What is best turntable for listening to Rock from the sixties like Led Zeppelin?


The sound quality isn’t great, so rather than something super revealing, something that is very musical, and can also convey the magic. Sort of the Decca cartridge equivalent of turntables. I am guessing less Caliburn and Techdas, more Linn, Roksan, Denon, EMT 927, Rega, even.
tokyojohn

Showing 5 responses by raymonda

I'm miffed as to the premise of this question. Any table and cartridge combo that is honest to timbre and reproduction should do your recordings justice. If you find the recordings are compromised and require correction of some sort, I would suggest that you don't use your source as an EQ but rather buy an EQ or something that will give you the tonal correction you require.

Using a table as a narrow and specific tone control is not the way to go. It is a dead end path and will not serve you well in the long run.

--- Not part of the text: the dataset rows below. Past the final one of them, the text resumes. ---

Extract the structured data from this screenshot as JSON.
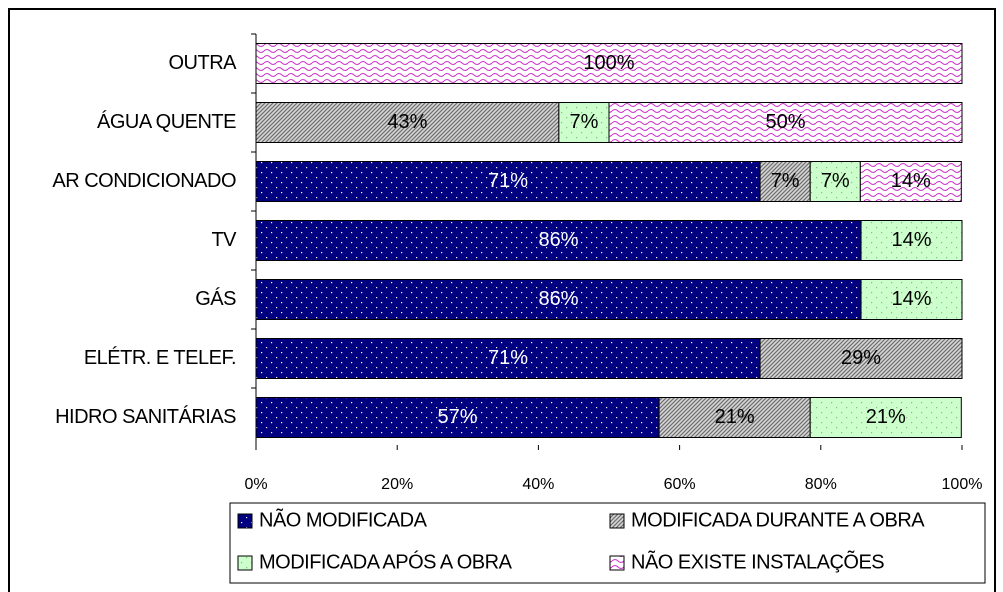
{
  "chart_data": {
    "type": "stacked_barh",
    "categories": [
      "OUTRA",
      "ÁGUA QUENTE",
      "AR CONDICIONADO",
      "TV",
      "GÁS",
      "ELÉTR. E TELEF.",
      "HIDRO SANITÁRIAS"
    ],
    "series": [
      {
        "name": "NÃO MODIFICADA",
        "color": "#000080",
        "pattern": "dots",
        "values": [
          null,
          null,
          71.4,
          85.7,
          85.7,
          71.4,
          57.1
        ],
        "value_labels": [
          null,
          null,
          "71%",
          "86%",
          "86%",
          "71%",
          "57%"
        ]
      },
      {
        "name": "MODIFICADA DURANTE A OBRA",
        "color": "#a0a0a0",
        "pattern": "hatch",
        "values": [
          null,
          42.9,
          7.1,
          null,
          null,
          28.6,
          21.4
        ],
        "value_labels": [
          null,
          "43%",
          "7%",
          null,
          null,
          "29%",
          "21%"
        ]
      },
      {
        "name": "MODIFICADA APÓS A OBRA",
        "color": "#ccffcc",
        "pattern": "dots",
        "values": [
          null,
          7.1,
          7.1,
          14.3,
          14.3,
          null,
          21.4
        ],
        "value_labels": [
          null,
          "7%",
          "7%",
          "14%",
          "14%",
          null,
          "21%"
        ]
      },
      {
        "name": "NÃO EXISTE INSTALAÇÕES",
        "color": "#cc33cc",
        "pattern": "waves",
        "values": [
          100,
          50,
          14.3,
          null,
          null,
          null,
          null
        ],
        "value_labels": [
          "100%",
          "50%",
          "14%",
          null,
          null,
          null,
          null
        ]
      }
    ],
    "xlim": [
      0,
      100
    ],
    "xticks": [
      {
        "value": 0,
        "label": "0%"
      },
      {
        "value": 20,
        "label": "20%"
      },
      {
        "value": 40,
        "label": "40%"
      },
      {
        "value": 60,
        "label": "60%"
      },
      {
        "value": 80,
        "label": "80%"
      },
      {
        "value": 100,
        "label": "100%"
      }
    ],
    "legend": "bottom"
  }
}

I think I settled this a while back by stating the following:


I'm miffed as to the premise of this question. Any table and cartridge combo that is honest to timbre and reproduction should do your recordings justice. If you find the recordings are compromised and require correction of some sort, I would suggest that you don't use your source as an EQ but rather buy an EQ or something that will give you the tonal correction you require.

Using a table as a narrow and specific tone control is not the way to go. It is a dead end path and will not serve you well in the long run.


.............and it still is true!

If your table is set up properly, I think your cartridge would have more of an impact on timbre and tone control than other factors. So, maybe the OP should buy a tonearm with a removable head shell and mount it on his table. Then go out and buy a few cartridges to use as tone controls for his favorite rock group. That is logic I can understand......but setting up a whole table for one group is not wise.

God forbid if the group has a deep catalog and their albums were recording in different studio's using different engineers. Really, there is little to no continuity between albums with any group that put out more than three albums over a period of time. So, you be sheet out of luck trying that model, too. At least you can swap out cartridges and find one that sounds best with that specific album. 

In the end you might be just better off getting an EQ. They really make some nice digital ones these days that are not very expensive.

Can you imagine having a Beatles Turntable, a Rolling Stones Turntable, Kinks Table, Grateful Dead, James Taylor, Stevie Wonder, Miles Davis, Coletrain.........sheet, you'd might end up with 100 different tables.

Don't even get me going a different cables for different groups. 

IMHO, tables and arms are built for neutrality. Not that all are good at this. Cartridges are to, however, they miss the mark......and some more than others. What they do well, or not so well, may in fact make them suitable as a tone control.

But unless you have unlimited funds and a large space for several tables, I still believe that searching for a table, to use a a specific tone control is not wise for all the reason stated.

No one is saying that equipment can't have qualities suited for what you might consider a flawed album but the solution presented creates more problems then it solves.

Stick with swapping out cartridges or go out and buy an EQ.

It's Jerry reincarnated. His cover has been blown. You should have guessed earlier. Wolf equal his guitar....circa mid late 70s  and Garcia, well, that's obvious.